This exhibit contains exemplar concept maps from the Northeastern University course: Information Design Theory & Critical Thinking.

Over the course of the semester, 12 students produced nearly 200 concept maps representing a close reading of a variety of design theoretical readings.

Graduate students attempting to engage meaningfully with the body of design theory are like people who have come too late to a party with a new group of people. The histories that preexist the party are opaque. Who has dated who, who have been friends for years (or enemies), who worked together for a decade or more, who share common ideas, who share common background knowledge or ways of working — these nuances of relationship are hidden and can only be discovered through engagement, over time. In the context of an evening party, conversations have been ongoing, interest groups have been formed, and people have chosen their place in the conversation.

In the context of Design Theory, first stepping into reading theoretical work can be similarly disorienting. A number of techniques drawn from literature-based fields can be useful: close reading (North 2013), text annotation, note-taking, and critical analysis. These are all techniques that can be used successfully with a variety of students and are familiar to most. Yet these approaches do not leverage visual and spatial sense-making capacities that a design education seeks to build upon. Map-making can be a successful alternative to linear note-taking approaches and offers opportunities for students to build their analytical skills using visual and spatial approaches. (Novak, Gowin 1984) Through this practice, Information Design students gain additional opportunities to represent meaningful relationships graphically. In the Spring semester of 2022, 12 graduate students in Information Design took the course Information Design Theory & Critical Thinking.

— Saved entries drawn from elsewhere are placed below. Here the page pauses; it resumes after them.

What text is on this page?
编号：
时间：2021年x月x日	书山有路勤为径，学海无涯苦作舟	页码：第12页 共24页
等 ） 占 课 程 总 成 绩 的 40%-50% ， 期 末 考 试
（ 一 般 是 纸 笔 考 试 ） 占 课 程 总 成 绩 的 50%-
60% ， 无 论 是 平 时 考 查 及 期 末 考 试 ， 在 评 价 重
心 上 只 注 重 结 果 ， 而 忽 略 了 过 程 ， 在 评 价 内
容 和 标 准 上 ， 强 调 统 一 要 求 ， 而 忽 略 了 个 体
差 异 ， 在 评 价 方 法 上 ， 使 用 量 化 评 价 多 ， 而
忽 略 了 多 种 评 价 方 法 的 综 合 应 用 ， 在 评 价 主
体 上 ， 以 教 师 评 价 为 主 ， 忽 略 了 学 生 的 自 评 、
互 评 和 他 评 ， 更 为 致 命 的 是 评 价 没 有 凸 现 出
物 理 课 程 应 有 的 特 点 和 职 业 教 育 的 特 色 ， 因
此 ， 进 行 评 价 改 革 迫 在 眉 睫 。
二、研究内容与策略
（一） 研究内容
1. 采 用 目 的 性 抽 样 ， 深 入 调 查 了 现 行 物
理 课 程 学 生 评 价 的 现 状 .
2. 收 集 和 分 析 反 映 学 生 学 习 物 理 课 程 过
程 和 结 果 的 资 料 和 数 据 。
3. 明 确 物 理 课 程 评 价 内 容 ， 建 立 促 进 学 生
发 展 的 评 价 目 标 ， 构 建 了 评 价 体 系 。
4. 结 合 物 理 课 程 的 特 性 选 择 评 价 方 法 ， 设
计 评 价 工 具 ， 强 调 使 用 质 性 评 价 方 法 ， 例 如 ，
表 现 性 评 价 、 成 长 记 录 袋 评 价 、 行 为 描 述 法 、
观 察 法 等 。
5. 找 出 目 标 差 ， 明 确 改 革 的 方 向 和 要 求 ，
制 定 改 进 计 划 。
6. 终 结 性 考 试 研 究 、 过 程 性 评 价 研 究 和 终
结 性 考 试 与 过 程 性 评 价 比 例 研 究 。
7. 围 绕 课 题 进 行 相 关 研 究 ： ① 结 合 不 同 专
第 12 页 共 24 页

In this course, students explored concept mapping (Dubberly 2009, 2010) as the key approach to engage with a range of design- and design-related theoretical design readings drawn from architecture, linguistics, anthropology, and cybernetics. Over the semester, students produced 16 weekly maps (at a typical pace of 2/week) that modelled ideas represented in each reading, as well as a larger, more comprehensive concept map that engaged with a theoretical issue for the course final.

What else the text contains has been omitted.